Reference: D Rowlands, DA James, D Thiel, Bowler Analysis in Cricket using Centre of Mass Inertial Monitoring, Sports Technology 2 (1‐2), 39-42
Abstract: Bowling in cricket requires accuracy, repeatability, and speed control. Incorrect bowling action can result in poor performance and injury to the shoulder, lower back, and knee joints. In this paper, we present a wearable wireless technology suitable for everyday use by elite and recreational athletes alike. Wireless monitoring of front-on bowler actions using inertial sensors placed in the centre of mass results in clear signals, which can be interpreted in terms of run-up speed and length and hip rotation. For a bowler who was bowling submaximally, the run-up speed was 2.7 m/s with a predelivery stride length of 1.2 m/s and a hip rotation of 40°. This simple, inexpensive technique allows in-field bowling assessment and analysis and promises to be a significant training aid.
Data from the sensor unit was measured for each bowling action and was matched to the video data. The main bowling events that are apparent from the video are:
The run up over a short distance
The back-foot strike (B) prior to delivery and subsequent counter-clockwise rotation of the hips
Front-foot strike (F) and clockwise rotation of the hips, which continues through to ball release
Follow through after ball release.
Figure 2 shows data from a sample delivery as well as acceleration and rate gyroscope data with respect to the vertical axis. Figure 2a shows the acceleration in the vertical axis with positive being the upwards direction and negative being the downwards direction. Figure2b shows the angular velocity around the vertical axis with a counter-clockwise rotation indicated by a positive direction and clockwise rotation indicated by a negative direction.
Figure 2. Acceleration data (a) from the accelerometer in the vertical direction and the angular velocity data (b) from the gyroscope measuring rotation around the vertical axis. B, back-foot strike; F, front-foot strike.

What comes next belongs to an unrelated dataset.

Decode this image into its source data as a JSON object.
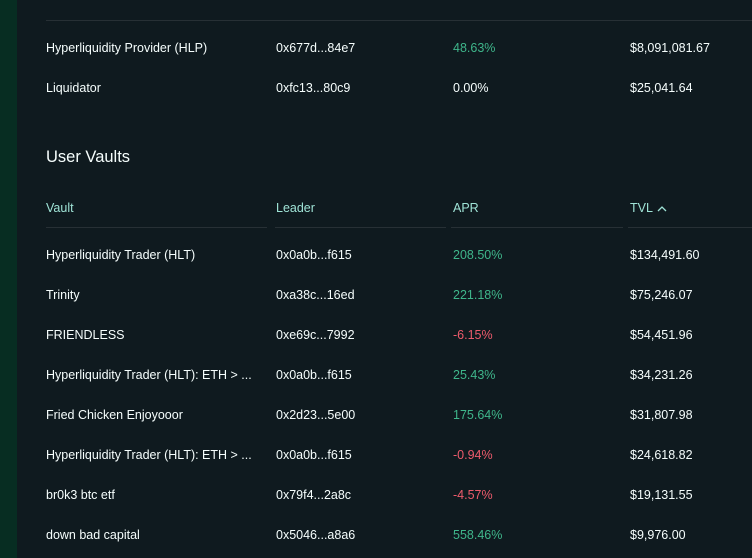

Bowling action events are clearly evident in Figure 2 with the run up preceding hip rotation and delivery. The run up consists of five steps before the back-foot strike (B). When the back-foot strike occurs, the bowler starts to rotate the hips in a counter-clockwise direction before the front-foot strike (F). When the front-foot strike occurs, the bowler starts to rotate the hips in a clockwise direction. While ball release is not apparent in either of the accelerometer or gyroscope data, additional sensors could be used in future. The order and timing of the bowling action matches both the video and the expected bowling order 13, which indicates that the inertial sensors placed at the CoM can pick up the order of the important events in the bowling action. Total hip rotation was determined using a short-term cumulative trapezoidal integration of the angular velocity after appropriate baseline removal. Hip rotation was found to be 40° of rotation in the counter-clockwise direction followed by a rotation of approximately 30° in the clockwise direction. It is assumed that the difference in the rotation is due to the angle of the foot and leg after the ball has been released. In the video, the bowler appeared to step across the body.
Figure 3 shows the step rate, speed, and step length derived from ground contact events and period in the accelerometer data 2. The bar marked ‘B’ indicates the back-foot strike, and the bar marked ‘F’ indicates the front-foot strike. The first step, usually a hop, in the run up is omitted since the technique is not valid for this motion. This technique was developed from steady-state running by Wixted 2 and is a useful first-order approximation for analysis of the cricket run up, even though the bowling run up is very short with only a few steps.
Figure 3. Step rate (blue), speed (green), and step length (red) derived from the accelerometer data in Figure 2. B, back-foot strike; F, front-foot strike.
From Figure 3, it is apparent that the bowler starts the run up with shorter steps at a high step rate giving a low speed and ends the run up with a higher step rate and larger step length giving a higher overall speed. It can also be seen that the speed is consistent in a few paces prior to delivery, which is reported in the literature 13. The peak run-up speed can be seen to be approximately 2.7 m/s with a predelivery stride of approximately 1.2 m—which is consistent with the literature.